The people of Turku, the former Finnish capital where one in five residents is a university student, are represented by a city council made of a true cross-section of life, she said. Men, women, young, old, rich, poor, conservative, liberal, even some university students sit on the council.
“It’s not about having a kind, happy face every morning when you wake up. It’s about having trust in the society where you are living is taking care of you at the end of the day. If you need the help, it’s there for you,” Arve said.
Turku and its outlying metro area have a population of about double that of the U.S. Virgin Islands. They’re fairly isolated, have weird inside jokes in their own weird slang, and host thousands of foreigners who’ve come to work building cruise ships. They also have a deep connection to the sea — kite boarding and water skiing in the frigid Baltic like it was Magens Bay.
A year ago, the Source launched an experiment called Local Tourist, where I asked you to go about your day with the wonder of a first-time visitor. I asked you report back what you thought was working well and what could be improved. In all honesty, I hoped to get enough responses for a single follow-up article. Five or six would have sufficed.
You wrote back in droves! I stopped counting at something like 175. You loved island beautification, hated litter, sought better signage for neighborhoods and culturally important sites, and more than anything, wanted fewer potholes.
A few of you also said you felt unheard, saying your government was going to do what it was going to do whether you were involved or not. That really stuck with me.
Here’s what the Happiness Report based their findings on: Income, health, having someone to count on, having a sense of freedom to make key life decisions, generosity, and the absence of corruption.
Curious where Virgin Islanders would land on this happiness scale? Me too.
As stated, I’m nobody’s statistician. Thankfully the world happiness report people seem to have used a simple 0 to 10 scale, with 10 being the best possible life and 0 being the worst possible life.

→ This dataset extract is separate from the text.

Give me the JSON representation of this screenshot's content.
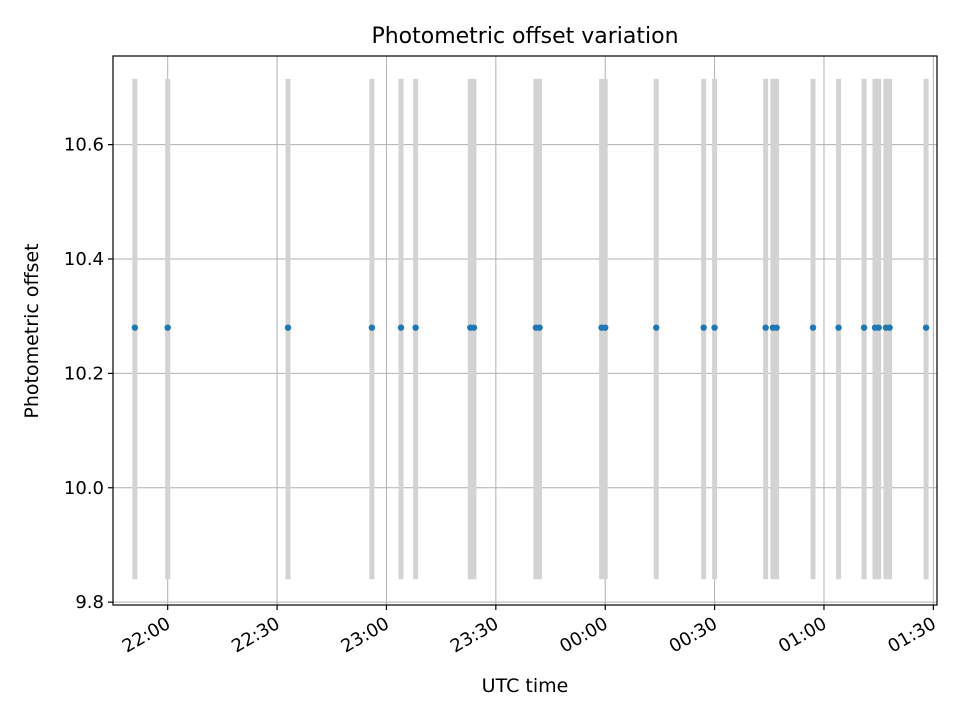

Tackling this all at once would be too much, so over the next few weeks, I’ll ask how you Virgin Islanders and associated Source readers feel you rank on these six criteria. We’ll use the same email address as last summer, firstname.lastname@example.org but please don’t send any responses yet. We’ll collect them one topic after a time, week by week.
What you could send in now, if so inclined, are predictions. On a scale of 0 (terrible) to 10 (perfect), where do you think Virgin Islanders will rank their happiness based on their collective income, healthy life expectancy, social support, freedom to make life choices, giving, and perception of corruption?
Like last year, I won’t use your name but I would like to know what island you live on or if you are part of the Virgin Islands diaspora living abroad.
That rearranged USVI flag image, by the way, took way longer to make than I anticipated. Feel free to email a better one if you like, but maybe hold off on hip-shot criticism.